突き飛ばされて頭を強打した飛段は、急に視界がはっきりしたのを怪訝に感じた。術にかかっていたような、 頭のモヤモヤとした感覚が覚めて、シカマルに刺された痛みもはっきり感じるようになった。そして、自分のおかれた状況を瞬時に理解した。

シカマルが印を結ぶ刹那、腹這いになっていた飛段は自分の下に、チャリ、と金属音がするのに気がついた。この滝の裏で取り落とした千本だ。それを、手でまさぐり、握った。

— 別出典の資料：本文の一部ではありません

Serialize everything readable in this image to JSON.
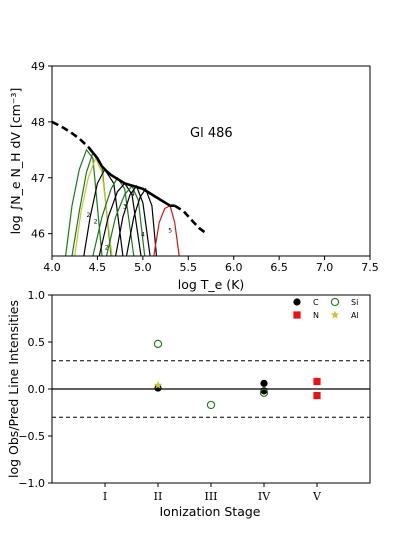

なぜ手がそして口の中がヌルッとしているのか分からない。そんなことより影に捕らえられる前に動かなければ!飛段は飛びずさって影分身し、背後に廻った本体は、シカマルめがけて千本を打ち込もうとした。少なくともダメージは与えられる。

(…くそっ…!千本かっ……)

シカマルは歯を食いしばった。

飛段の暁狩りの決意が本気であろうと、それが何だ。
術を幾重にも施して同じ部隊で連携を強めようと、それが何だ。
ここで倒れては意味がない。
千本一つですらヒットすれば待っているのは死だ。

生きなければ…!

シカマルはバッと印を結び変えた。影が、疾った。